1

I have seen few questions like these

Vectorized alternative to iterrows , Faster alternative to iterrows , Pandas: Alternative to iterrow loops , for loop using iterrows in pandas , python: using .iterrows() to create columns , Iterrows performance. But it seems like everyone is a unique case rather a generalized approach.

My questions is also again about .iterrows.

I am trying to pass the first and second row to a function and create a list out of it.

What I have:

I have a pandas DataFrame with two columns that look like this.

         I.D         Score
1         11          26
3         12          26
5         13          26
6         14          25

What I did:

where the term Point is a function I earlier defined.

my_points = [Points(int(row[0]),row[1]) for index, row in score.iterrows()]

What I am trying to do:

The faster and vectorized form of the above.

PolarBear10
  • 2,065
  • 7
  • 24
  • 55

3 Answers3

1

The question is actually not about how you iter through a DataFrame and return a list, but rather how you can apply a function on values in a DataFrame by column.

You can use pandas.DataFrame.apply with axis set to 1:

df.apply(func, axis=1)

To put in a list, it depends what your function returns but you could:

df.apply(Points, axis=1).tolist()

If you want to apply on only some columns:

df[['Score', 'I.D']].apply(Points, axis=1)

If you want to apply on a func that takes multiple args use numpy.vectorize for speed:

np.vectorize(Points)(df['Score'], df['I.D'])

Or a lambda:

df.apply(lambda x: Points(x['Score'], x['I.D']), axis=1).tolist()
user3471881
  • 2,614
  • 3
  • 18
  • 34
  • this does not work as the function needs to take in 2 values and it needs to take it from some columns and not everything – PolarBear10 Nov 29 '18 at 09:56
  • It wasn't obvious from your question that your `DataFrame` contained more columns than `ID` and `Score` so I don't think that is a valid point.

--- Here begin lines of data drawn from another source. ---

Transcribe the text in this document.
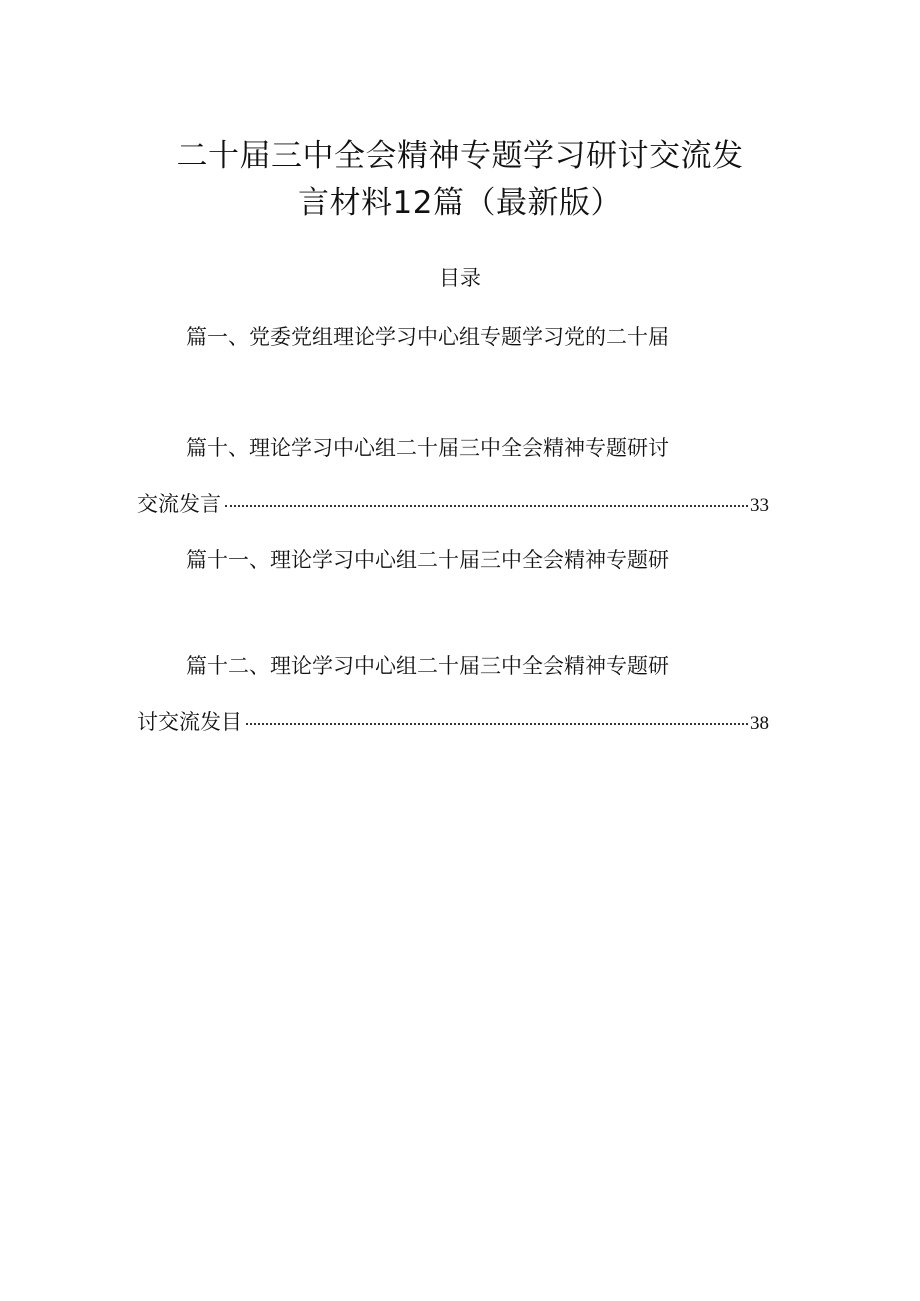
二十届三中全会精神专题学习研讨交流发
言材料12篇（最新版）
目录
篇一、党委党组理论学习中心组专题学习党的二十届
篇十、理论学习中心组二十届三中全会精神专题研讨
交流发言	33
篇十一、理论学习中心组二十届三中全会精神专题研
篇十二、理论学习中心组二十届三中全会精神专题研
讨交流发目	38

But, you can just `apply` by selecting the `columns` you want first. This can be used in a function that takes multiple values, but it depends on how the function is written - you didn't post it in your question. – user3471881 Nov 29 '18 at 10:01
  • My apologies, I wanted to thank you for actually rephrasing my question correctly. – PolarBear10 Nov 29 '18 at 10:05
1

Try list comprehension:

score = pd.concat([score] * 1000, ignore_index=True)

def Points(a,b):
    return (a,b)

In [147]: %timeit [Points(int(a),b) for a, b in zip(score['I.D'],score['Score'])]
1.3 ms ± 132 µs per loop (mean ± std. dev. of 7 runs, 1000 loops each)

In [148]: %timeit [Points(int(row[0]),row[1]) for index, row in score.iterrows()]
259 ms ± 5.42 ms per loop (mean ± std. dev. of 7 runs, 1 loop each)

In [149]: %timeit [Points(int(row[0]),row[1]) for row in score.itertuples()]
3.64 ms ± 80.5 µs per loop (mean ± std. dev. of 7 runs, 100 loops each)
jezrael
  • 822,522
  • 95
  • 1,334
  • 1,252
1

Have you ever tried the method .itertuples()?

my_points = [Points(int(row[0]),row[1]) for row in score.itertuples()]

Is a faster way to iterate over a pandas dataframe.

I hope it help.

Alejandro
  • 11
  • 4